While legislation is being discussed to tackle the situation, the student debt bubble keeps growing and it cost taxpayers $100 billion so far.
The total amount of student loan debt now stands at over $1.75 trillion, and it is expected to continue to rise.
Although there are no more delinquencies or defaults, since payments are deferred until May 2022, and the interest was dropped to 0%, during 2020 Pew estimated that 20% of student loans were in default.
This shows how massive the student loan bubble is, and how the government needs to keep measures in place in order to avoid popping the bubble. As it could trickle down into other areas of the economy, and given the high rate of inflation, it could be devastating for young people.
Student debt already had the highest percentage of default, and when we compare the estimate of default in 2020, to the 2018 levels it is nearly a 100% increase in the percentage of defaults.
Is there a way to short student loans?
Yes, there is a way to short student loans, however, there are not many choices when it comes to shorting a student loan debt bubble. The reason is that the government is actually the largest creditor in student loan financing.
While there are some private companies operating in student loan financing, they do not represent the bulk of all of the student loans granted. Additionally, for most of these companies student debt is just a small segment of all of their operations, so it is difficult to get a 100% short exposure to student loans.
Student loan bubble shorting options
Since there are not many stocks trading just related to student loans, there are alternative options. Companies whose operations would be indirectly affected if students could not pay their student loans. Some of these companies include private universities, which would certainly see revenues declining if students could not get access to student loans.
Navient is one of the largest private student loan lenders, and it is by far the best stock to short student loan debt. Although it provides other credit services student loans are the bulk of the company’s operations. This could be one of the best ways to short the student loan debt bubble, however, you should keep in mind a few things.
- Half of the loans provided by Navient are under the Federal Family Education Loans Program, or FFEL or FFELP. This means that these loans are guaranteed by the federal government, so in case of default, the government will pay Navient, which means they won’t have any losses.
- The other half of Navient’s student loans are totally private, and therefore the risk of default could hurt the company.
In one of its presentations, the company even states how predictable the cash flows are from the loans generated under the FFELP.
Another option you may consider is Nelnet, especially after they have acquired Great Lakes Educational Loan Services, which was one of the largest student loan providers.
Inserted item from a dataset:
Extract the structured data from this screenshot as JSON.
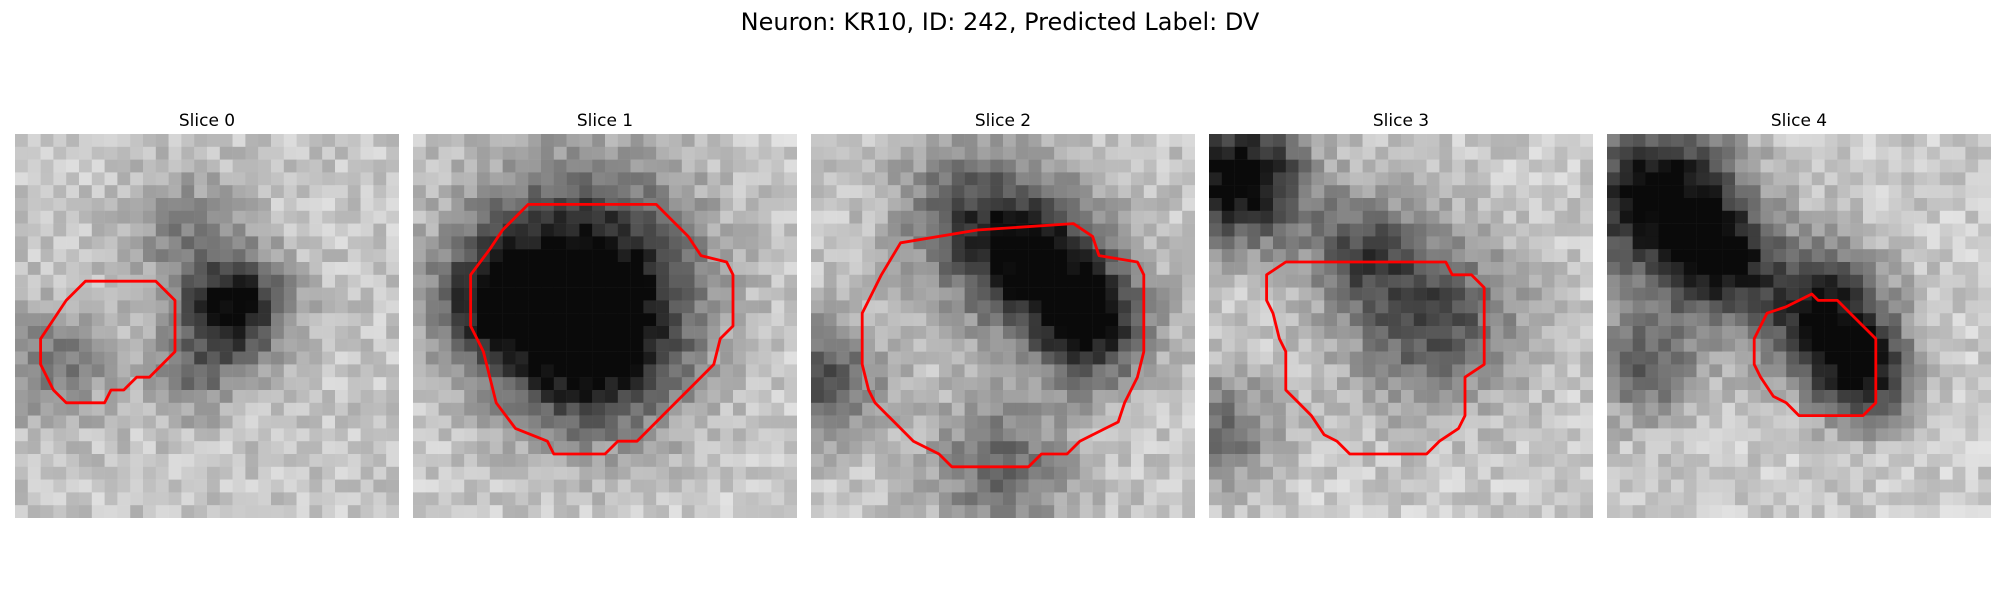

Nelnet offers several credit services but it does have a sizeable segment when it comes to student debt. Although the total Nelnet exposure to student loans is lower than Navient it should also be considered as a viable way of shorting student loan debt. You should additionally consider that some of the loans are under the FFELP.
Another way of getting short exposure to the student loan debt bubble is by shorting for-profit education stocks that might suffer if the bubble implodes and lending requirements increase.
This is not a direct way of shorting student loan debt, but we can only expect that if the bubble pops lending requirements will increase. This will lead to more students not being able to pursue higher education, which in turn affects the profitability of these institutions.
Here are some examples of educations stocks that could be used:
- Grand Canyon Education (LOPE)
- Perdoceo Education (PRDO)
- Adtalem Global Education Inc. (ATGE)
- Laureate Education, Inc. (LAUR)
- Strategic Education, Inc. (STRA)
Why the student debt bubble might never pop
Although there are clear signs that unless the government keeps measures in place, the rate of default and delinquencies in student debt will increase exponentially. This poses a risk, but at the same time given the government intervention, it is difficult to see a scenario where the bubble might actually pop.
Therefore it is important to approach a short student debt trade with caution, and if you are not a seasoned investor it might be better to avoid it all together.